On September 8, 1565, the first permanent European settlement in the United States was founded at St. Augustine, Florida. An excerpt from the article:
"St. Augustine, Florida was founded by Spanish explorers long before Jamestown and the Plymouth Colony.
Even before Jamestown or the Plymouth Colony, the oldest permanent European settlement in what is now the United States was founded in September 1565 by a Spanish soldier named Pedro Menéndez de Avilés in St. Augustine, Florida. Menéndez picked the colony’s name because he originally spotted the site on August 28, the feast day of St. Augustine.
Menéndez’s expedition wasn’t the first group of Spanish explorers who tried to start a colony in Florida, which Juan Ponce de León had claimed for Spain back in 1513. And unlike other colonizers, he wasn’t out to find gold or set up a trading network with the Native tribes.

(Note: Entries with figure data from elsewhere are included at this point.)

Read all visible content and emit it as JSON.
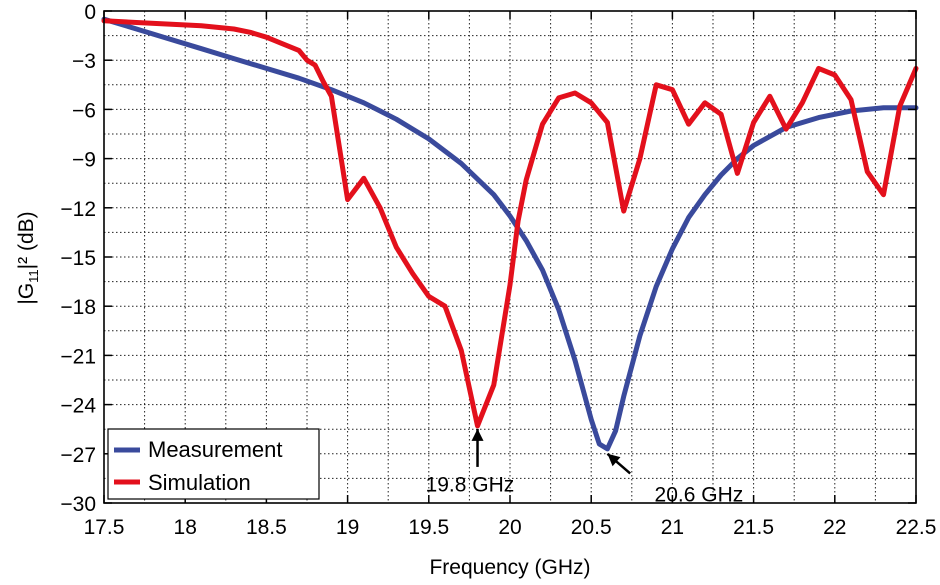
{
  "chart_data": {
    "type": "line",
    "title": "",
    "xlabel": "Frequency (GHz)",
    "ylabel_main": "|G",
    "ylabel_sub": "11",
    "ylabel_rest": "|² (dB)",
    "ylabel": "|G11|² (dB)",
    "xlim": [
      17.5,
      22.5
    ],
    "ylim": [
      -30,
      0
    ],
    "xticks": [
      17.5,
      18,
      18.5,
      19,
      19.5,
      20,
      20.5,
      21,
      21.5,
      22,
      22.5
    ],
    "xtick_labels": [
      "17.5",
      "18",
      "18.5",
      "19",
      "19.5",
      "20",
      "20.5",
      "21",
      "21.5",
      "22",
      "22.5"
    ],
    "yticks": [
      0,
      -3,
      -6,
      -9,
      -12,
      -15,
      -18,
      -21,
      -24,
      -27,
      -30
    ],
    "ytick_labels": [
      "0",
      "−3",
      "−6",
      "−9",
      "−12",
      "−15",
      "−18",
      "−21",
      "−24",
      "−27",
      "−30"
    ],
    "grid": true,
    "grid_minor_x": 0.25,
    "grid_minor_y": 1.5,
    "legend_position": "lower left",
    "series": [
      {
        "name": "Measurement",
        "color": "#3a4a9c",
        "x": [
          17.5,
          17.7,
          17.9,
          18.1,
          18.3,
          18.5,
          18.7,
          18.9,
          19.1,
          19.3,
          19.5,
          19.7,
          19.9,
          20.0,
          20.1,
          20.2,
          20.3,
          20.4,
          20.5,
          20.55,
          20.6,
          20.65,
          20.7,
          20.8,
          20.9,
          21.0,
          21.1,
          21.2,
          21.3,
          21.4,
          21.5,
          21.7,
          21.9,
          22.1,
          22.3,
          22.5
        ],
        "y": [
          -0.5,
          -1.1,
          -1.7,
          -2.3,
          -2.9,
          -3.5,
          -4.1,
          -4.8,
          -5.6,
          -6.6,
          -7.8,
          -9.3,
          -11.2,
          -12.5,
          -14.0,
          -15.8,
          -18.2,
          -21.3,
          -24.9,
          -26.4,
          -26.7,
          -25.6,
          -23.5,
          -19.8,
          -16.8,
          -14.5,
          -12.6,
          -11.2,
          -10.0,
          -9.0,
          -8.2,
          -7.1,
          -6.5,
          -6.1,
          -5.9,
          -5.9
        ]
      },
      {
        "name": "Simulation",
        "color": "#e3101c",
        "x": [
          17.5,
          17.7,
          17.9,
          18.1,
          18.3,
          18.4,
          18.5,
          18.6,
          18.7,
          18.75,
          18.8,
          18.85,
          18.9,
          19.0,
          19.1,
          19.2,
          19.3,
          19.4,
          19.5,
          19.6,
          19.7,
          19.8,
          19.9,
          20.0,
          20.05,
          20.1,
          20.2,
          20.3,
          20.4,
          20.5,
          20.6,
          20.7,
          20.8,
          20.9,
          21.0,
          21.1,
          21.2,
          21.3,
          21.4,
          21.5,
          21.6,
          21.7,
          21.8,
          21.9,
          22.0,
          22.1,
          22.2,
          22.3,
          22.4,
          22.5
        ],
        "y": [
          -0.6,
          -0.7,
          -0.8,
          -0.9,
          -1.1,
          -1.3,
          -1.6,
          -2.0,
          -2.4,
          -3.0,
          -3.3,
          -4.3,
          -5.2,
          -11.5,
          -10.2,
          -12.0,
          -14.4,
          -16.0,
          -17.4,
          -18.0,
          -20.7,
          -25.3,
          -22.8,
          -16.7,
          -12.8,
          -10.3,
          -6.9,
          -5.3,
          -5.0,
          -5.6,
          -6.8,
          -12.2,
          -9.0,
          -4.5,
          -4.8,
          -6.9,
          -5.6,
          -6.3,
          -9.9,
          -6.8,
          -5.2,
          -7.2,
          -5.6,
          -3.5,
          -3.9,
          -5.4,
          -9.8,
          -11.2,
          -5.8,
          -3.5
        ]
      }
    ],
    "annotations": [
      {
        "text": "19.8 GHz",
        "x": 19.8,
        "y": -25.3,
        "label_x": 19.48,
        "label_y": -29.3,
        "arrow_from": [
          19.8,
          -27.8
        ],
        "arrow_to": [
          19.8,
          -25.3
        ]
      },
      {
        "text": "20.6 GHz",
        "x": 20.6,
        "y": -26.7,
        "label_x": 20.89,
        "label_y": -29.9,
        "arrow_from": [
          20.74,
          -28.2
        ],
        "arrow_to": [
          20.6,
          -27.0
        ]
      }
    ]
  },
  "legend": {
    "items": [
      {
        "label": "Measurement",
        "color": "#3a4a9c"
      },
      {
        "label": "Simulation",
        "color": "#e3101c"
      }
    ]
  }
}
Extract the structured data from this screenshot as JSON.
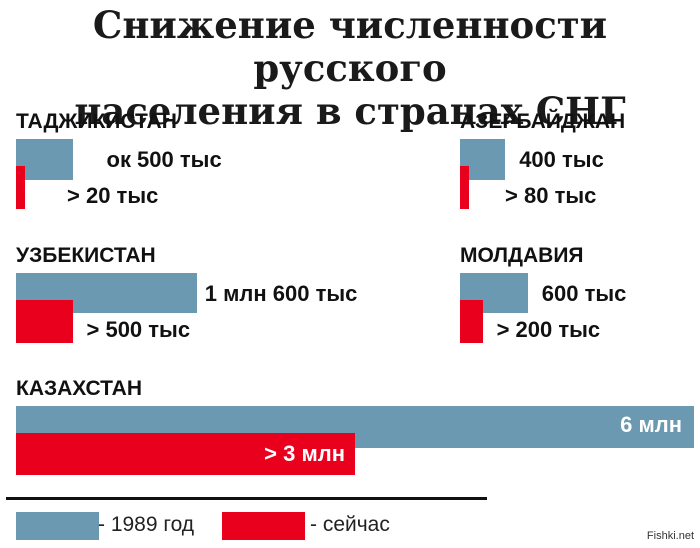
{
  "chart_data": {
    "type": "bar",
    "title_line1": "Снижение численности русского",
    "title_line2": "населения в странах СНГ",
    "colors": {
      "1989": "#6a99b1",
      "now": "#e8001c"
    },
    "countries": [
      {
        "name": "ТАДЖИКИСТАН",
        "v1989": 500000,
        "vnow": 20000,
        "label1989": "ок 500 тыс",
        "labelnow": "> 20 тыс"
      },
      {
        "name": "АЗЕРБАЙДЖАН",
        "v1989": 400000,
        "vnow": 80000,
        "label1989": "400 тыс",
        "labelnow": "> 80 тыс"
      },
      {
        "name": "УЗБЕКИСТАН",
        "v1989": 1600000,
        "vnow": 500000,
        "label1989": "1 млн 600 тыс",
        "labelnow": "> 500 тыс"
      },
      {
        "name": "МОЛДАВИЯ",
        "v1989": 600000,
        "vnow": 200000,
        "label1989": "600 тыс",
        "labelnow": "> 200 тыс"
      },
      {
        "name": "КАЗАХСТАН",
        "v1989": 6000000,
        "vnow": 3000000,
        "label1989": "6 млн",
        "labelnow": "> 3 млн"
      }
    ],
    "legend": [
      {
        "key": "1989",
        "label": "- 1989 год"
      },
      {
        "key": "now",
        "label": "- сейчас"
      }
    ]
  },
  "watermark": "Fishki.net"
}
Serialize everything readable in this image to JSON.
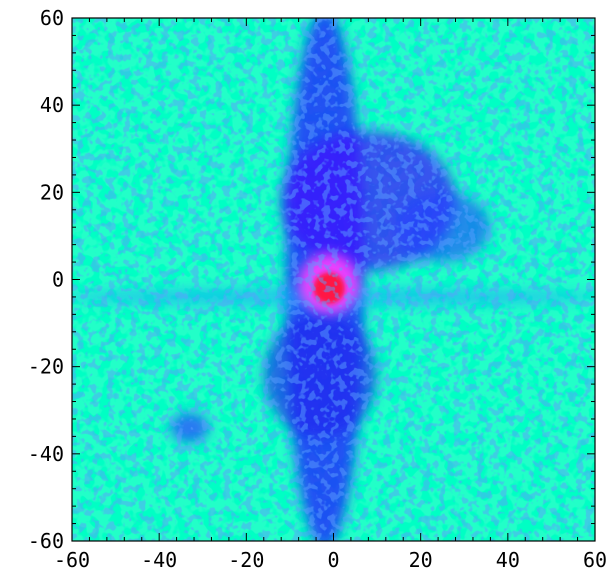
{
  "chart_data": {
    "type": "heatmap",
    "title": "",
    "xlabel": "",
    "ylabel": "",
    "xlim": [
      -60,
      60
    ],
    "ylim": [
      -60,
      60
    ],
    "x_ticks": [
      -60,
      -40,
      -20,
      0,
      20,
      40,
      60
    ],
    "y_ticks": [
      -60,
      -40,
      -20,
      0,
      20,
      40,
      60
    ],
    "x_tick_labels": [
      "-60",
      "-40",
      "-20",
      "0",
      "20",
      "40",
      "60"
    ],
    "y_tick_labels": [
      "-60",
      "-40",
      "-20",
      "0",
      "20",
      "40",
      "60"
    ],
    "minor_ticks_per_interval": 4,
    "colormap": [
      "#00ff00",
      "#00ffff",
      "#0000ff",
      "#ff00ff",
      "#ff0000"
    ],
    "background_color": "#22ffc8",
    "features": [
      {
        "name": "peak",
        "x": -1,
        "y": -2,
        "level": 1.0,
        "color": "#ff1744"
      },
      {
        "name": "peak-halo",
        "x": -1,
        "y": -1,
        "level": 0.75,
        "color": "#ff40ff"
      },
      {
        "name": "vertical-streak",
        "x": -2,
        "y": 0,
        "level": 0.45,
        "color": "#2020ff"
      },
      {
        "name": "horizontal-streak",
        "x": 0,
        "y": -4,
        "level": 0.4,
        "color": "#20a0ff"
      },
      {
        "name": "upper-lobe",
        "x": 8,
        "y": 18,
        "level": 0.55,
        "color": "#4010ff"
      },
      {
        "name": "right-lobe",
        "x": 25,
        "y": 12,
        "level": 0.45,
        "color": "#2040ff"
      },
      {
        "name": "lower-lobe",
        "x": -3,
        "y": -22,
        "level": 0.45,
        "color": "#2020f0"
      },
      {
        "name": "lower-left-patch",
        "x": -33,
        "y": -34,
        "level": 0.42,
        "color": "#2a4dff"
      }
    ]
  }
}
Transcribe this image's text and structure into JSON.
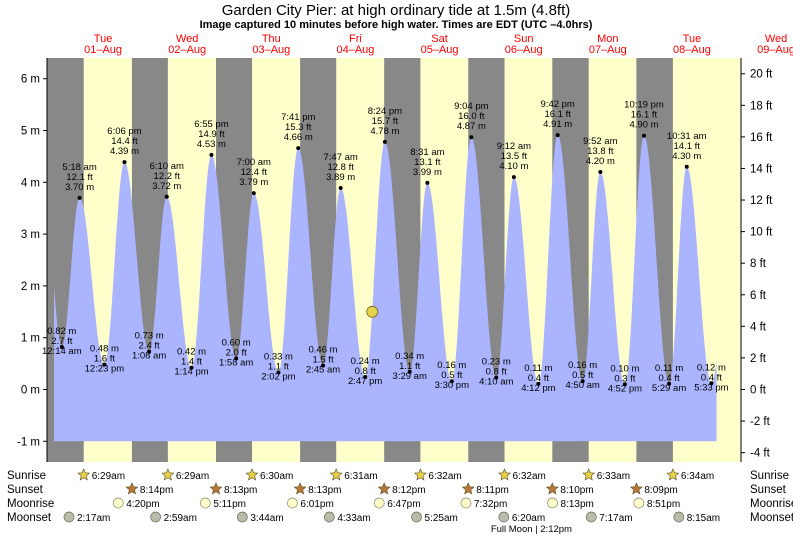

Instead, Menéndez’s primary mission was simple: Get rid of French Huguenot colonists who were trying to usurp the Spanish claim. The previous year, the French had established an outpost at Fort Caroline, near present-day Jacksonville. A French base in Florida posed a potential threat not just to Spanish territorial claims, but also to the Spanish treasure fleet that sailed from South America and Mexico along the Florida coast before heading across the Atlantic to Spain. Spain’s King Philip II wanted the French threat eliminated, particularly because the settlers were Protestants and to Philip, a Catholic, that made them intolerable."